We spoke to Shirkey about the philosophy behind his campaign and what's next for Our Horizon.*

Can Geo: What message is this campaign trying to send?

Rob: A lot of climate change activists prefer this "good environmentalists versus bad business" dichotomy, but oil companies aren’t extracting this stuff and lighting it on fire in a giant swimming pool. There’s a market for it. In the summer of 2010, I was sitting on Highway 401 outside Toronto during rush hour — which is totally a misnomer because the cars don't move — and I heard on the radio that the Deepwater Horizon oil rig had exploded in the Gulf of Mexico. All the people calling in to the radio station were saying, "Shame on BP," and meanwhile I could see a thousand cars in front of me and a thousand cars behind me, all burning fuel that had to come from somewhere. So there’s this disconnect between our use of this product and its impact, and as long as that persists, we’re not going to move on this issue.

Can Geo: So how do you think warning labels on gas pumps will address this disconnect?

Rob: Fuelling our cars has become this totally habitual, automatic, normalized behaviour. We have all these compelling alternatives — public transit, carpooling, electric vehicles — but as long as the behaviour is habitual, transitioning to an alternative is going to be incredibly hard. Labels disrupt this.


Rob Shirkey

They create a sort of frustration and dissatisfaction with the product that forces the end user to think, "Well, what are my options?" The plan is that the labels would have a prompt, like a website the consumer could visit to learn about other options and hopefully resolve that dissonance.

Can Geo: Some of the sample labels you've created highlight climate change impacts like species loss and ocean acidification, which are so big and far-ranging that they might feel beyond the scope of individual action. How effective will these labels be at connecting with the consumer?

Rob: Those examples are just thought-starters. Every municipality has a report or a document that says, ‘here are the health and environmental impacts we can reasonably expect from climate change.’ So when I speak to municipalities, I say go to that report and identify something that's locally relevant. For Toronto, that might be increased incidences of flash flooding, so you could include an image from a couple of summers ago of the GO Train half-submerged in floodwater or cars stranded on the Don Valley Parkway. For a city in British Columbia, maybe the issue is the disruption of the shellfish industry as a result of ocean acidification.

Can Geo: Tobacco products have carried pictorial warning labels in Canada since 2001, yet people still smoke. Are you worried people may become desensitized to climate change warnings?
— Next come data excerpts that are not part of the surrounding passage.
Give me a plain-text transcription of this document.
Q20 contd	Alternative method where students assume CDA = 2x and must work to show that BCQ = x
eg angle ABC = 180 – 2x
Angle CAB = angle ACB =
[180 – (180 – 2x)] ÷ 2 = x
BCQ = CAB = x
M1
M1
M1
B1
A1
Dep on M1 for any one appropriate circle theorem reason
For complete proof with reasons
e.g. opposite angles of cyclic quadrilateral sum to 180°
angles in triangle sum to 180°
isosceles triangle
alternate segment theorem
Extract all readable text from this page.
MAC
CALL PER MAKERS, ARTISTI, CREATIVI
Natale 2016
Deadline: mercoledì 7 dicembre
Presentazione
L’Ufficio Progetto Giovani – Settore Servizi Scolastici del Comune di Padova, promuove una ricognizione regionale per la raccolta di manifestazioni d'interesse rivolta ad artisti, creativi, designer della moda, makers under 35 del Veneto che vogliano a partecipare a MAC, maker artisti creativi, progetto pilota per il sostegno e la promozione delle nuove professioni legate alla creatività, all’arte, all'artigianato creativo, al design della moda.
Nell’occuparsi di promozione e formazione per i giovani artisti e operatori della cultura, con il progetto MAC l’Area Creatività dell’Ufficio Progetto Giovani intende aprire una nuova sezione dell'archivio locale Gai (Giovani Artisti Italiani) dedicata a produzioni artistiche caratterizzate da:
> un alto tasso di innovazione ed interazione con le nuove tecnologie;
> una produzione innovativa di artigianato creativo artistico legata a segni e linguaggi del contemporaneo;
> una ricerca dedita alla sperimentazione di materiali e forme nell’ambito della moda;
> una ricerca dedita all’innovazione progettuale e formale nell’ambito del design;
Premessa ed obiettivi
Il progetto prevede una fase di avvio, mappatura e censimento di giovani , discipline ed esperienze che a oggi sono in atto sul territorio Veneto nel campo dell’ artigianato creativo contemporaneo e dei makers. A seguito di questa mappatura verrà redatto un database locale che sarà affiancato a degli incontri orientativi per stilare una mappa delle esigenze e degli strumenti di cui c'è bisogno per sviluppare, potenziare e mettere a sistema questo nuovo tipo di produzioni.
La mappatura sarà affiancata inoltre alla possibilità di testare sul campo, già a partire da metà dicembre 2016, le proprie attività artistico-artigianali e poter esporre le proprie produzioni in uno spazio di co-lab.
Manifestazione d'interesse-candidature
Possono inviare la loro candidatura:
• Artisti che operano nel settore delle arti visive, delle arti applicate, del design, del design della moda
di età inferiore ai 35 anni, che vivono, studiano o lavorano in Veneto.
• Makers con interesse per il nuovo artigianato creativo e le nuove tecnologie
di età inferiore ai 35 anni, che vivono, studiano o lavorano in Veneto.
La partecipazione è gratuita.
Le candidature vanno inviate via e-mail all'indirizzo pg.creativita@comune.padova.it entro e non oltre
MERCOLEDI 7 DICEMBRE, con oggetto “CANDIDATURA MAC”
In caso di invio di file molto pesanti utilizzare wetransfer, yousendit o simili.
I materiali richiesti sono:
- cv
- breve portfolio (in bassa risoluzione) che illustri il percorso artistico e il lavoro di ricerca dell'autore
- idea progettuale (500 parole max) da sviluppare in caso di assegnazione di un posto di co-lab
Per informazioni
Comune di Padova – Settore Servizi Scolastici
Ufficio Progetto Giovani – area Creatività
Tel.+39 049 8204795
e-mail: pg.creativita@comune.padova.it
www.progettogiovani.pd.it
Rob: I don’t think so. I’ve explored some communications theory and psychology, and I think this is more effective than quantitative approaches like a carbon tax. In countries all over the world where you saw the implementation of the tobacco warnings, you did see a dip in consumption. If you label something as harmful, it contributes to a cultural shift. I’m also interested in how this can accelerate solutions from business and government.

Can Geo: By law, can municipalities actually compel private businesses to display something that is ostensibly discouraging people from purchasing their product?

Rob: That’s the conclusion that I’ve come to. When I looked at the case law, I saw some interesting parallels. For example, the City of Toronto used their general health and welfare powers to tell restaurants they needed to post their health inspection results in the window of their establishment. The Ontario Restaurant Hotel & Motel Association (OHRMA) took the city to court and lost. Ultimately, the health notice just provides information; the consumer can do what they want. The court hasn’t heard this particular argument yet, so it’s just my legal opinion, but I believe cities do have the power to require a retailer of a product in their jurisdiction to disclose the risks associated with the use of that product.

Can Geo: Where do you see this campaign heading next?

Rob: Ultimately, my strategy of going through the municipalities is informed by the fact that the federal government and the provinces often don't lead. It just takes one leader to show the way, then some early adopters get on board, and eventually it makes for an easier conversation at other levels of government.

*Interview has been edited for length and clarity.